What is the best way to stop rust from spreading?

Updated February 21, 2017

Rust is a common affliction among metal objects that spend any amount of time outdoors. Once a metal is exposed to the elements, its iron content reacts with the oxygen in the air to cause the reddish rust that discolours and disfigures its surface. However, even though rust is common, it is also relatively easy to stop. The key to keeping rust from spreading is to detect it as early as possible and treat the affected area thoroughly.

Remove the Rust

Remove all of the rust that has already formed. In cases of extensive rust, begin with a coarse file or coarse sandpaper. Gradually work your way down to finer sandpapers. In cases of light rust, start with fine sandpaper and move to an abrasive cloth. You can use water to reduce friction and a clean rag to wipe away loose rust.

Neutralise Remaining Rust

If the rusted area is difficult to access or rust remains even after thorough sanding, use an oxide conversion fluid to neutralise the remaining rust. These commercially available products transform a thin layer of rust into a matt surface that is fit for painting or refinishing. However, they work best when as much of the rust as possible has already been removed.

Clean the Area

After you apply the conversion fluid and it has dried, clean the entire area. Use a soft, clean cloth and water.
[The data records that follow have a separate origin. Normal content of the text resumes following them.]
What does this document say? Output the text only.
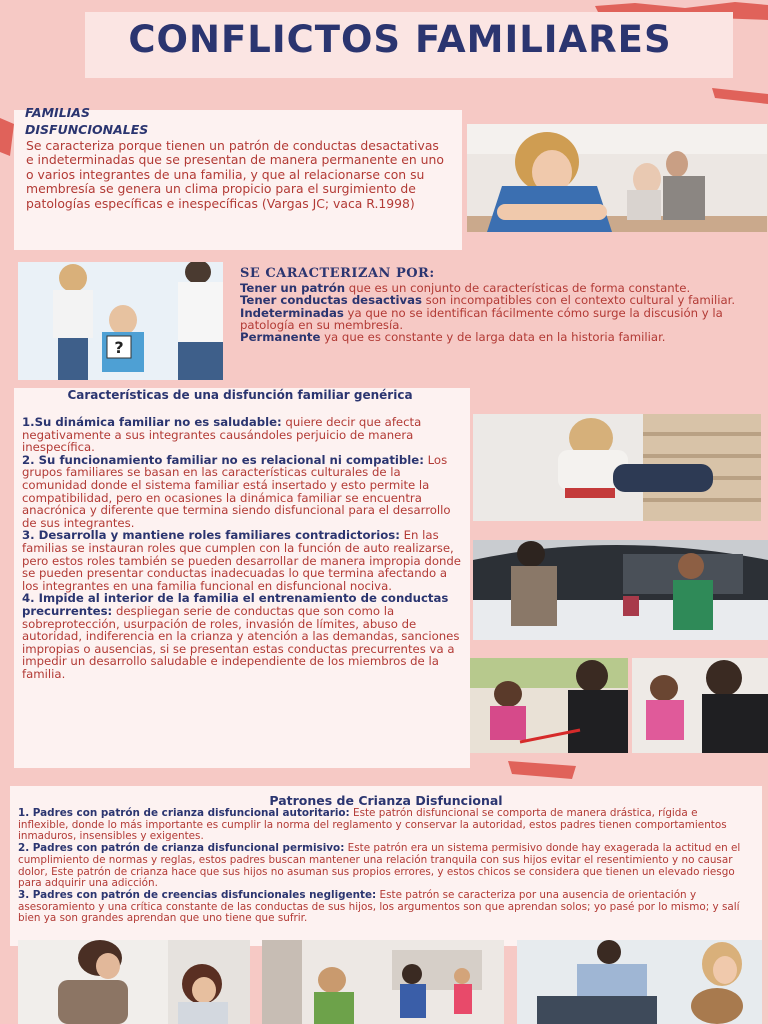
CONFLICTOS FAMILIARES
FAMILIAS DISFUNCIONALES
Se caracteriza porque tienen un patrón de conductas desactativas e indeterminadas que se presentan de manera permanente en uno o varios integrantes de una familia, y que al relacionarse con su membresía se genera un clima propicio para el surgimiento de patologías específicas e inespecíficas (Vargas JC; vaca R.1998)
?
SE CARACTERIZAN POR:
Tener un patrón que es un conjunto de características de forma constante.
Tener conductas desactivas son incompatibles con el contexto cultural y familiar.
Indeterminadas ya que no se identifican fácilmente cómo surge la discusión y la patología en su membresía.
Permanente ya que es constante y de larga data en la historia familiar.
Características de una disfunción familiar genérica
1.Su dinámica familiar no es saludable: quiere decir que afecta negativamente a sus integrantes causándoles perjuicio de manera inespecífica.
2. Su funcionamiento familiar no es relacional ni compatible: Los grupos familiares se basan en las características culturales de la comunidad donde el sistema familiar está insertado y esto permite la compatibilidad, pero en ocasiones la dinámica familiar se encuentra anacrónica y diferente que termina siendo disfuncional para el desarrollo de sus integrantes.
3. Desarrolla y mantiene roles familiares contradictorios: En las familias se instauran roles que cumplen con la función de auto realizarse, pero estos roles también se pueden desarrollar de manera impropia donde se pueden presentar conductas inadecuadas lo que termina afectando a los integrantes en una familia funcional en disfuncional nociva.
4. Impide al interior de la familia el entrenamiento de conductas precurrentes: despliegan serie de conductas que son como la sobreprotección, usurpación de roles, invasión de límites, abuso de autoridad, indiferencia en la crianza y atención a las demandas, sanciones impropias o ausencias, si se presentan estas conductas precurrentes va a impedir un desarrollo saludable e independiente de los miembros de la familia.
Patrones de Crianza Disfuncional
1. Padres con patrón de crianza disfuncional autoritario: Este patrón disfuncional se comporta de manera drástica, rígida e inflexible, donde lo más importante es cumplir la norma del reglamento y conservar la autoridad, estos padres tienen comportamientos inmaduros, insensibles y exigentes.
2. Padres con patrón de crianza disfuncional permisivo: Este patrón era un sistema permisivo donde hay exagerada la actitud en el cumplimiento de normas y reglas, estos padres buscan mantener una relación tranquila con sus hijos evitar el resentimiento y no causar dolor, Este patrón de crianza hace que sus hijos no asuman sus propios errores, y estos chicos se considera que tienen un elevado riesgo para adquirir una adicción.
3. Padres con patrón de creencias disfuncionales negligente: Este patrón se caracteriza por una ausencia de orientación y asesoramiento y una crítica constante de las conductas de sus hijos, los argumentos son que aprendan solos; yo pasé por lo mismo; y salí bien ya son grandes aprendan que uno tiene que sufrir.
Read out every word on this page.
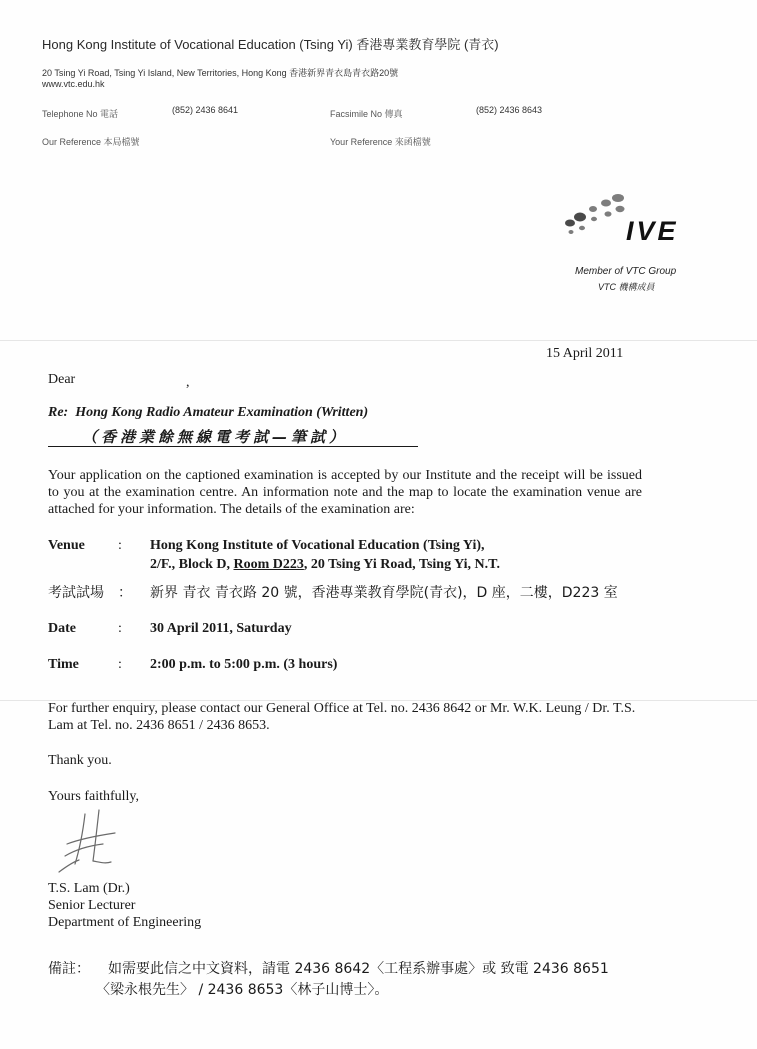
Hong Kong Institute of Vocational Education (Tsing Yi) 香港專業教育學院 (青衣)
20 Tsing Yi Road, Tsing Yi Island, New Territories, Hong Kong 香港新界青衣島青衣路20號
www.vtc.edu.hk
Telephone No 電話	(852) 2436 8641	Facsimile No 傳真	(852) 2436 8643
Our Reference 本局檔號	Your Reference 來函檔號
IVE
Member of VTC Group
VTC 機構成員
15 April 2011
Dear	,
Re: Hong Kong Radio Amateur Examination (Written)
（香港業餘無線電考試—筆試）
Your application on the captioned examination is accepted by our Institute and the receipt will be issued to you at the examination centre. An information note and the map to locate the examination venue are attached for your information. The details of the examination are:
Venue : Hong Kong Institute of Vocational Education (Tsing Yi),
2/F., Block D, Room D223, 20 Tsing Yi Road, Tsing Yi, N.T.
考試試場 ： 新界 青衣 青衣路 20 號，香港專業教育學院(青衣)，D 座，二樓，D223 室
Date	: 30 April 2011, Saturday
Time	: 2:00 p.m. to 5:00 p.m. (3 hours)
For further enquiry, please contact our General Office at Tel. no. 2436 8642 or Mr. W.K. Leung / Dr. T.S. Lam at Tel. no. 2436 8651 / 2436 8653.
Thank you.
Yours faithfully,
T.S. Lam (Dr.)
Senior Lecturer
Department of Engineering
備註： 如需要此信之中文資料，請電 2436 8642〈工程系辦事處〉或 致電 2436 8651
〈梁永根先生〉 / 2436 8653〈林子山博士〉。
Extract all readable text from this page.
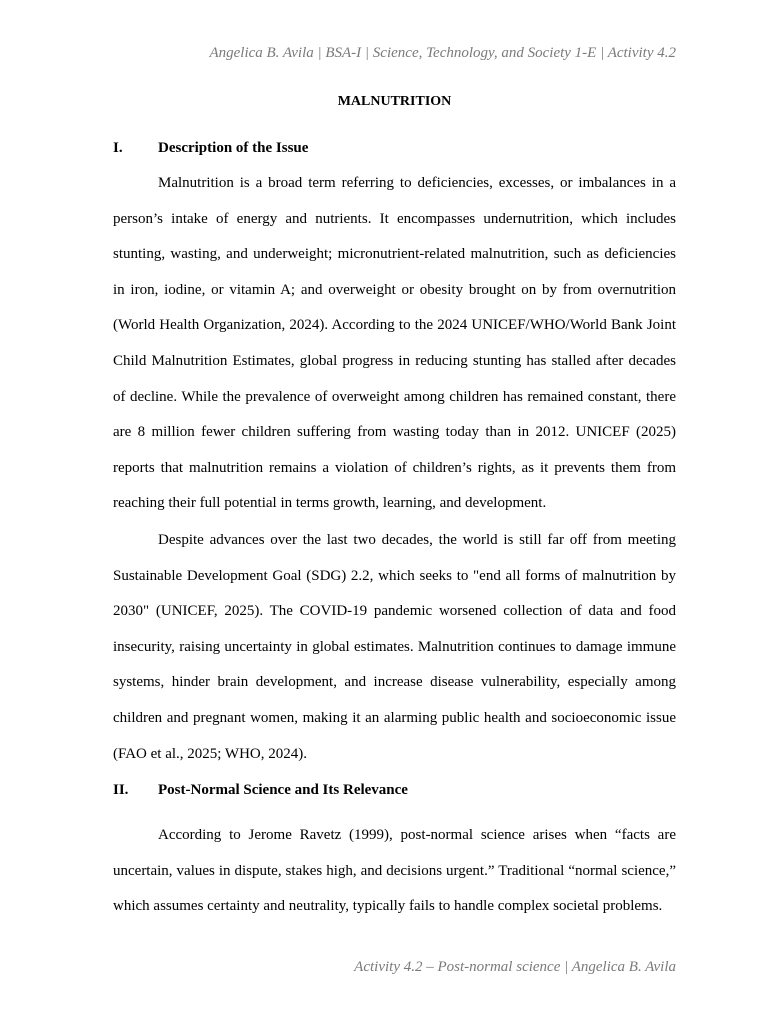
Angelica B. Avila | BSA-I | Science, Technology, and Society 1-E | Activity 4.2
MALNUTRITION
I. Description of the Issue

Malnutrition is a broad term referring to deficiencies, excesses, or imbalances in a person’s intake of energy and nutrients. It encompasses undernutrition, which includes stunting, wasting, and underweight; micronutrient-related malnutrition, such as deficiencies in iron, iodine, or vitamin A; and overweight or obesity brought on by from overnutrition (World Health Organization, 2024). According to the 2024 UNICEF/WHO/World Bank Joint Child Malnutrition Estimates, global progress in reducing stunting has stalled after decades of decline. While the prevalence of overweight among children has remained constant, there are 8 million fewer children suffering from wasting today than in 2012. UNICEF (2025) reports that malnutrition remains a violation of children’s rights, as it prevents them from reaching their full potential in terms growth, learning, and development.

Despite advances over the last two decades, the world is still far off from meeting Sustainable Development Goal (SDG) 2.2, which seeks to "end all forms of malnutrition by 2030" (UNICEF, 2025). The COVID-19 pandemic worsened collection of data and food insecurity, raising uncertainty in global estimates. Malnutrition continues to damage immune systems, hinder brain development, and increase disease vulnerability, especially among children and pregnant women, making it an alarming public health and socioeconomic issue (FAO et al., 2025; WHO, 2024).

II. Post-Normal Science and Its Relevance

According to Jerome Ravetz (1999), post-normal science arises when “facts are uncertain, values in dispute, stakes high, and decisions urgent.” Traditional “normal science,” which assumes certainty and neutrality, typically fails to handle complex societal problems.

Activity 4.2 – Post-normal science | Angelica B. Avila
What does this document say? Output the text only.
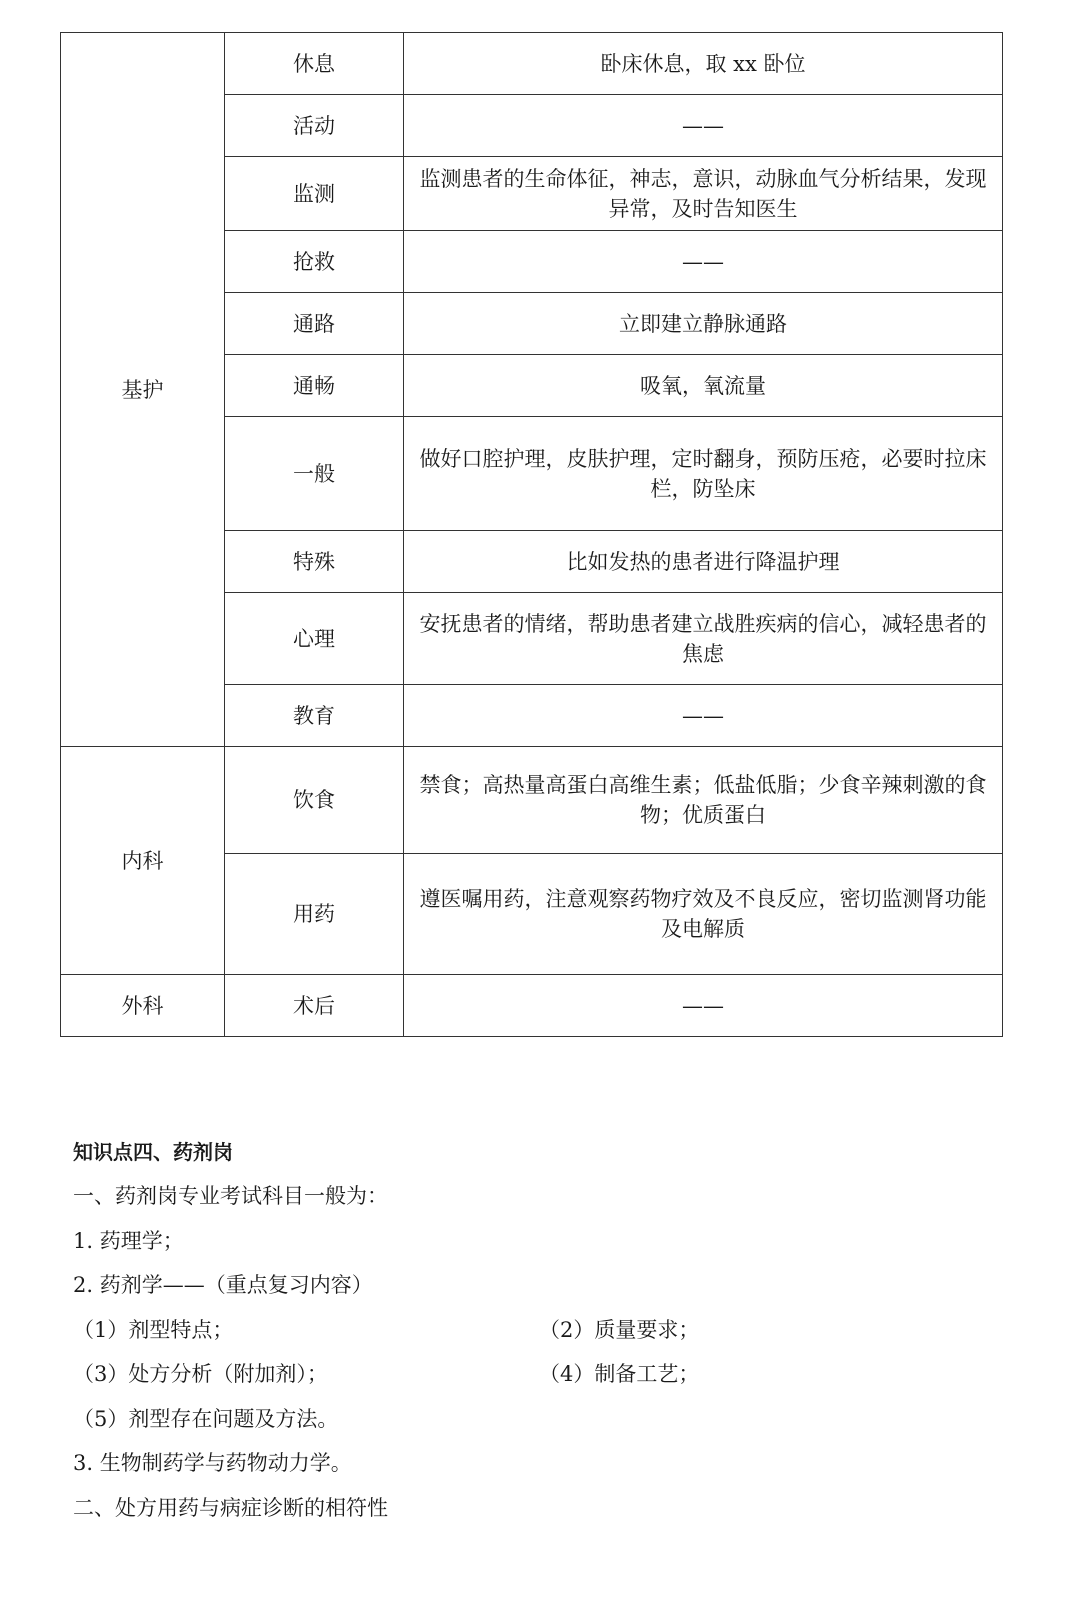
基护	休息	卧床休息，取 xx 卧位
	活动	——
	监测	监测患者的生命体征，神志，意识，动脉血气分析结果，发现异常，及时告知医生
	抢救	——
	通路	立即建立静脉通路
	通畅	吸氧，氧流量
	一般	做好口腔护理，皮肤护理，定时翻身，预防压疮，必要时拉床栏，防坠床
	特殊	比如发热的患者进行降温护理
	心理	安抚患者的情绪，帮助患者建立战胜疾病的信心，减轻患者的焦虑
	教育	——
内科	饮食	禁食；高热量高蛋白高维生素；低盐低脂；少食辛辣刺激的食物；优质蛋白
	用药	遵医嘱用药，注意观察药物疗效及不良反应，密切监测肾功能及电解质
外科	术后	——
知识点四、药剂岗
一、药剂岗专业考试科目一般为：
1. 药理学；
2. 药剂学——（重点复习内容）
（1）剂型特点；	（2）质量要求；
（3）处方分析（附加剂）；	（4）制备工艺；
（5）剂型存在问题及方法。
3. 生物制药学与药物动力学。
二、处方用药与病症诊断的相符性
Distilled water and vinegar also work well at removing debris or rust that may have discoloured the surface of a nearby area.

Protect the Metal

The area where you have removed existing rust will be especially susceptible to new rust forming, so apply several coats of paint or protectant to the surface. When adding the top few layers, gradually extend the area of your coverage so that you are applying a new protective coat to the areas near where rust formed.

Keep It Clean

If rust formed due to damage or over a long period of time, it may have been impossible to prevent. However, in many cases, rust begins to form where debris collects and erodes the metal's original finish, exposing it to the elements. Consider new ways to keep the area clean, such as wiping it down occasionally with soapy water and a soft cloth or sponge. For outdoor metal objects that rust, consider storing them indoors during the winter. All of these small steps will help prevent or delay the onset of rust in the future.